About this model
Text Embedding 3 Large is OpenAI's flagship embedding model, designed to convert text into numerical vectors that capture semantic relatedness. These embeddings power search, clustering, recommendations, anomaly detection, classification, and retrieval-augmented generation pipelines. OpenAI describes it as their most capable embedding model for both English and non-English tasks. It sits alongside its lighter counterpart, Text Embedding 3 Small, which trades some quality for lower cost and latency.
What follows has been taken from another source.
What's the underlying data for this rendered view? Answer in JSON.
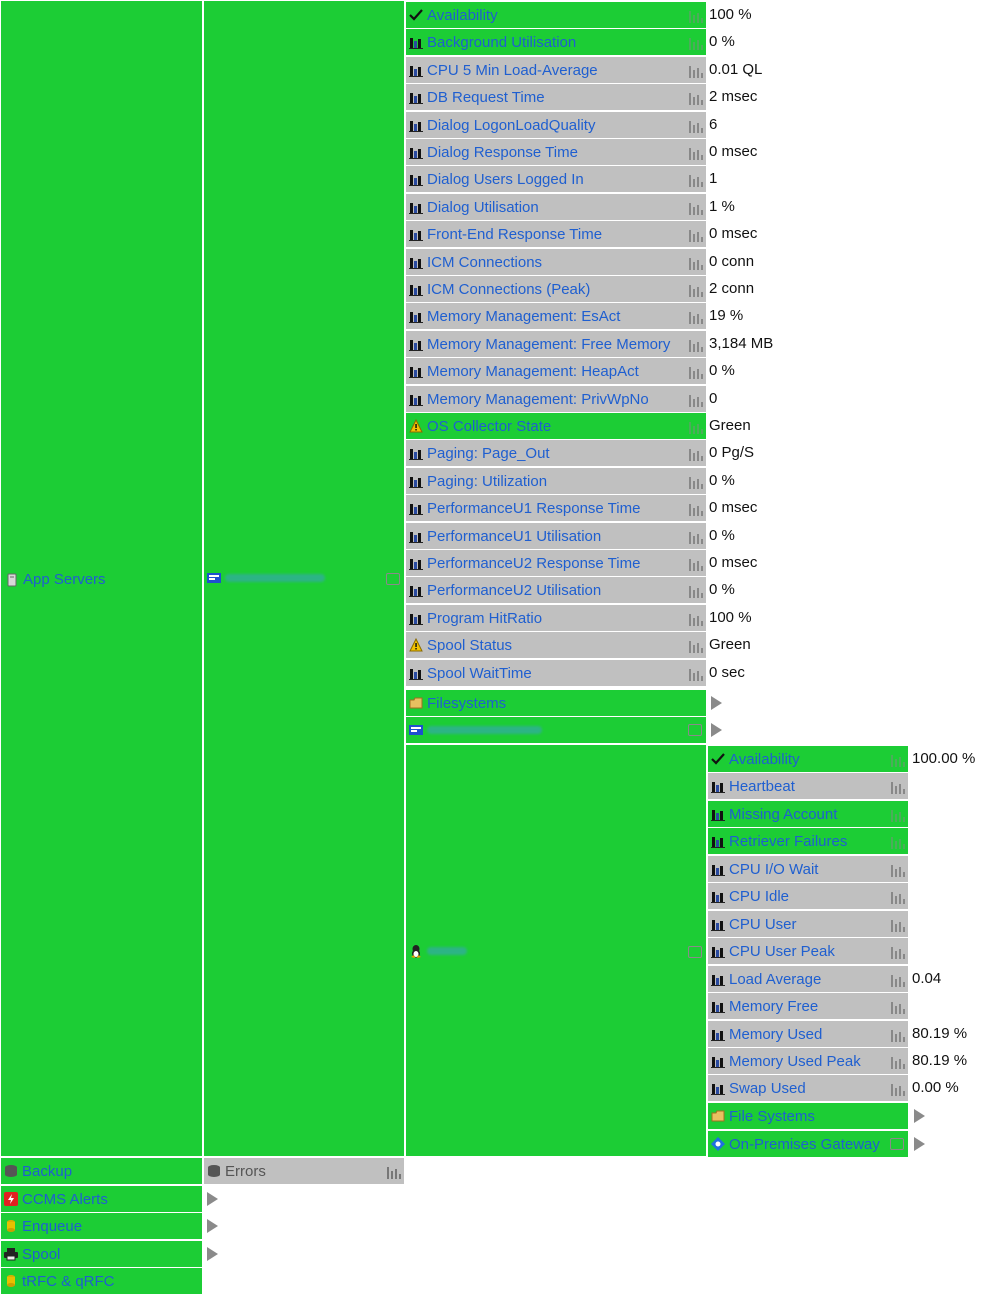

Compared with the previous-generation ada-002 model it replaces, the version 3 family delivers measurably stronger results. OpenAI reports that on the MIRACL multilingual retrieval benchmark, the smaller version 3 model lifts the average score from 31.4% to 44.0% versus ada-002, while the English-focused MTEB average rises from 61.0% to 62.3%. Text Embedding 3 Large extends these gains further with higher-dimensional output.
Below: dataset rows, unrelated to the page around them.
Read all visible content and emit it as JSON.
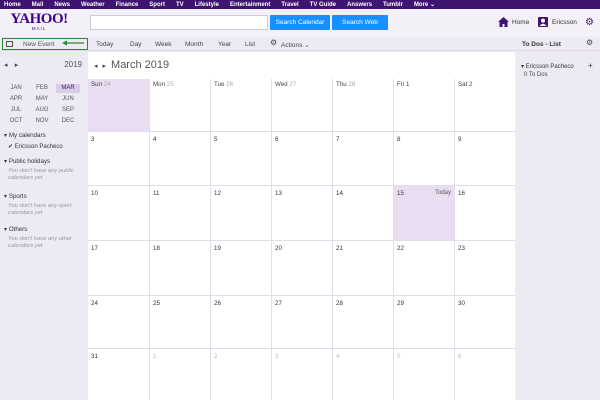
{
  "topnav": [
    "Home",
    "Mail",
    "News",
    "Weather",
    "Finance",
    "Sport",
    "TV",
    "Lifestyle",
    "Entertainment",
    "Travel",
    "TV Guide",
    "Answers",
    "Tumblr",
    "More ⌄"
  ],
  "header": {
    "logo_brand": "YAHOO!",
    "logo_sub": "MAIL",
    "search_value": "",
    "search_calendar_label": "Search Calendar",
    "search_web_label": "Search Web",
    "home_label": "Home",
    "user_label": "Ericsson"
  },
  "toolbar": {
    "new_event_label": "New Event",
    "views": [
      "Today",
      "Day",
      "Week",
      "Month",
      "Year",
      "List"
    ],
    "actions_label": "Actions ⌄"
  },
  "sidebar": {
    "year": "2019",
    "prev_arrow": "◂",
    "next_arrow": "▸",
    "months": [
      "JAN",
      "FEB",
      "MAR",
      "APR",
      "MAY",
      "JUN",
      "JUL",
      "AUG",
      "SEP",
      "OCT",
      "NOV",
      "DEC"
    ],
    "selected_month": "MAR",
    "my_calendars_title": "▾ My calendars",
    "my_calendar_item": "✔ Ericsson Pacheco",
    "holidays_title": "▾ Public holidays",
    "holidays_sub": "You don't have any public calendars yet",
    "sports_title": "▾ Sports",
    "sports_sub": "You don't have any sport calendars yet",
    "others_title": "▾ Others",
    "others_sub": "You don't have any other calendars yet"
  },
  "calendar": {
    "month_title": "March 2019",
    "prev_arrow": "◂",
    "next_arrow": "▸",
    "today_label": "Today",
    "header_days": [
      {
        "name": "Sun",
        "date": "24"
      },
      {
        "name": "Mon",
        "date": "25"
      },
      {
        "name": "Tue",
        "date": "26"
      },
      {
        "name": "Wed",
        "date": "27"
      },
      {
        "name": "Thu",
        "date": "28"
      },
      {
        "name": "Fri",
        "date": "1"
      },
      {
        "name": "Sat",
        "date": "2"
      }
    ],
    "weeks": [
      [
        "3",
        "4",
        "5",
        "6",
        "7",
        "8",
        "9"
      ],
      [
        "10",
        "11",
        "12",
        "13",
        "14",
        "15",
        "16"
      ],
      [
        "17",
        "18",
        "19",
        "20",
        "21",
        "22",
        "23"
      ],
      [
        "24",
        "25",
        "26",
        "27",
        "28",
        "29",
        "30"
      ],
      [
        "31",
        "1",
        "2",
        "3",
        "4",
        "5",
        "6"
      ]
    ],
    "today_date": "15"
  },
  "todo": {
    "title": "To Dos - List",
    "user": "▾ Ericsson Pacheco",
    "count": "0 To Dos",
    "plus": "+"
  },
  "colors": {
    "topnav": "#3f1370",
    "accent_button": "#188fff",
    "highlight_cell": "#e9ddf2",
    "new_event_box": "#2e8b2e"
  }
}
A notable architectural improvement is native dimension flexibility. Developers can pass a dimensions parameter to shorten embeddings without the vectors losing their concept-representing properties. OpenAI notes that, on MTEB, a Text Embedding 3 Large embedding shortened to 256 dimensions can still outperform an unshortened ada-002 embedding sized at 1536. This lets teams fit the model into vector stores limited to 1024 dimensions by trimming from the full 3072, balancing storage and accuracy.
This combination of higher baseline quality, multilingual coverage, and adjustable vector sizes makes Text Embedding 3 Large a versatile default for production retrieval systems, with the small sibling available when cost matters more than maximum accuracy.
This About section is AI-generated from public sources (Claude Opus 4.8), with no human editing. It may contain inaccuracies — verify critical details against the sources listed above.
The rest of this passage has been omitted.